I asked someone the other day if they thought the world would be a better place if they said what they honestly thought and felt, rather than pretending. I never got a response, but here are my thoughts on the topic.
I'm amazed that people are so damn easy to fool. I've actually been shocked by the number of people have said to me during the last four weeks "You seem so much happier." All I want to reply is "I'm a good actress. I may look fine, but inside I'm completely shredded."
I've come to realise that what they see as "happiness" is actually compliance. I've gotten over "that piece of foolishness" and am "moving on with my life." What they don't realise is that the "piece of foolishness" that they're referring to is a commitment that I made, for better or worse, for what I thought would be the rest of my life ... with all the hopes and dreams that this entailed. The fact that these hopes and dreams are now shattered has still left me gutted, nearly five weeks on.
However, I'm doing what THEY want me to do, so what I want really doesn't matter, does it?
In retrospect, the simple fact is, it never did. I got kicked from pillar to post, always fighting, fighting, fighting for what I believed in under pretty horrific circumstances. Now that I've stopped fighting, to all appearances all the problems have simply gone away. However, it doesn't change how I feel or what I want.

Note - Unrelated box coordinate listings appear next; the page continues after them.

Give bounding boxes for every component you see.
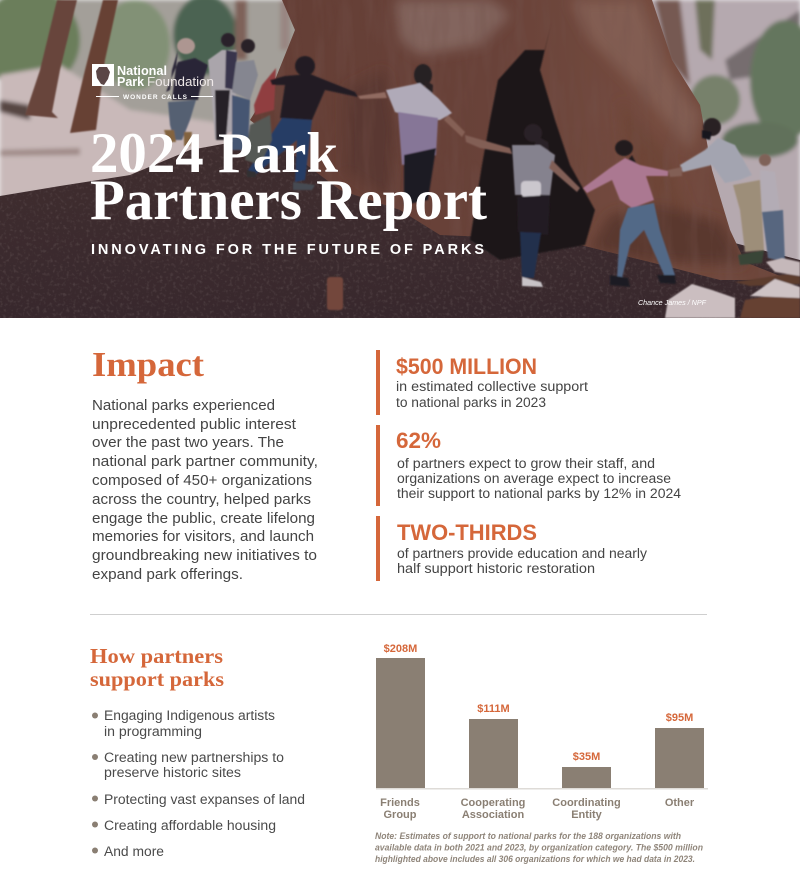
person: boy in black sweater [245,56,358,190]
stat: $500 million: in estimated collective support [396,379,588,394]
title [90,122,487,232]
person: girl in grey shirt at hollow [465,124,580,287]
stat: $500 million: $500 MILLION [396,354,537,379]
heading: How partners support parks [90,644,224,691]
bar: Coordinating Entity $35M: Entity [571,809,603,821]
logo wordmark first line: National [117,64,167,78]
bar: Other $95M: $95M [666,712,693,724]
bullet: Indigenous artists [92,708,275,739]
heading: How partners support parks: How partners [90,644,223,668]
stat: 62% [376,425,681,506]
stat: $500 million: to national parks in 2023 [396,395,546,410]
text block: impact description: groundbreaking new initiatives to [92,548,317,564]
heading: How partners support parks: support parks [90,667,224,691]
bullet: Indigenous artists: Engaging Indigenous artists [104,708,275,723]
heading: Impact: Impact [92,345,204,384]
chart note: available data in both 2021 and 2023, by organization category. The $500 million [375,842,703,852]
text block: impact description: national park partner community, [92,454,318,470]
photo credit: Chance James / NPF [638,298,706,307]
stat: two-thirds: TWO-THIRDS [397,520,537,545]
logo wordmark second line: Park [117,75,144,89]
person: woman in navy top [164,38,208,146]
bullet: protecting land: Protecting vast expanses of land [104,792,305,807]
text block: impact description: composed of 450+ organizations [92,473,312,489]
photo: tall trunks on the left [25,0,118,133]
stat: $500 million [376,350,588,415]
stat: 62%: organizations on average expect to increase [397,471,671,486]
text block: impact description: across the country, helped parks [92,492,311,508]
text block: impact description: engage the public, create lifelong [92,511,315,527]
bar: Cooperating Association $111M: Cooperating [461,797,525,809]
bar: Friends Group $208M: Group [384,809,417,821]
person: girl in pink hoodie [583,140,676,287]
bar: Other $95M: Other [665,797,695,809]
title: 2024 Park [90,122,338,185]
person: adult partly hidden at right edge [759,154,785,262]
logo: National Park Foundation [92,64,214,101]
photo: forest background [0,0,800,260]
bullet: new partnerships [92,750,284,780]
bullet list: ways partners support parks [92,708,305,859]
text block: impact description [92,398,318,583]
bullet: and more: And more [104,844,164,859]
logo tagline: WONDER CALLS [123,94,188,101]
stat: two-thirds: half support historic restoration [397,561,595,576]
photo: dark hollow in trunk [470,20,595,260]
bullet: new partnerships: Creating new partnerships to [104,750,284,765]
bar: Coordinating Entity $35M: $35M [573,751,600,763]
bar chart: support by organization category [376,643,708,821]
photo: children and adults holding hands around the tree [164,33,785,287]
bar: Friends Group $208M [376,643,425,821]
subtitle: INNOVATING FOR THE FUTURE OF PARKS [91,242,484,258]
bar: Cooperating Association $111M: $111M [477,703,510,715]
bar: Cooperating Association $111M: Association [462,809,524,821]
bar: Coordinating Entity $35M [552,751,621,821]
hero photo banner [0,0,800,318]
text block: impact description: National parks experienced [92,398,275,414]
stat: two-thirds [376,516,647,581]
stat: 62%: their support to national parks by 12% in 2024 [397,486,681,501]
person: adult in white shirt and mask [668,118,764,265]
bar: Friends Group $208M: Friends [380,797,420,809]
stat: two-thirds: of partners provide education and nearly [397,546,647,561]
bar: Other $95M [655,712,704,809]
title: Partners Report [90,169,487,232]
bullet: affordable housing: Creating affordable housing [104,818,276,833]
text block: impact description: over the past two years. The [92,435,284,451]
text block: impact description: memories for visitors, and launch [92,529,314,545]
photo: giant sequoia trunk [250,0,779,280]
bullet: new partnerships: preserve historic sites [104,765,241,780]
photo: dark tint overlay [0,0,800,318]
chart note: Note: Estimates of support to national parks for the 188 organizations with [375,831,681,841]
text block: impact description: unprecedented public interest [92,417,296,433]
text block: impact description: expand park offerings. [92,567,243,583]
logo wordmark second line: Foundation [147,75,214,89]
stat: 62%: of partners expect to grow their staff, and [397,456,655,471]
person: girl in white top with lavender wrap [358,64,465,205]
chart note [375,831,703,864]
stat: 62%: 62% [396,428,441,453]
photo: snow-covered rocks and tree stump [327,258,800,318]
photo: dark forest floor [0,142,800,318]
person: standing group at centre-left [208,33,276,150]
bullet: Indigenous artists: in programming [104,724,202,739]
chart note: highlighted above includes all 306 organizations for which we had data in 2023. [375,854,695,864]
bar: Friends Group $208M: $208M [384,643,417,655]
bar: Cooperating Association $111M [461,703,525,821]
bar: Coordinating Entity $35M: Coordinating [552,797,621,809]
icon: arrowhead shield [92,64,114,86]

It also doesn't change the fact that the person I am when I'm compliant is not me - it's just someone who knows how to think the "right" thoughts, say the "right" things, complete the "right" actions.
In other words, it's all a sham. The problems are still there, but they're unresolved - and to be quite honest, I don't think they ever will be. I'm not strong enough to fight anymore on my own.
No doubt I'll pick myself up, dust myself off and start all over again ... and again ... and again. Maybe I'll start following a wild hare that will lead me to people I never expected to meet, places I never expected to go and things that I never expected to do. However, right now it seems like that side of myself will ever see the light of day again.
I think I'll go to bed instead, with the option of remaining there for the rest of my unnatural life.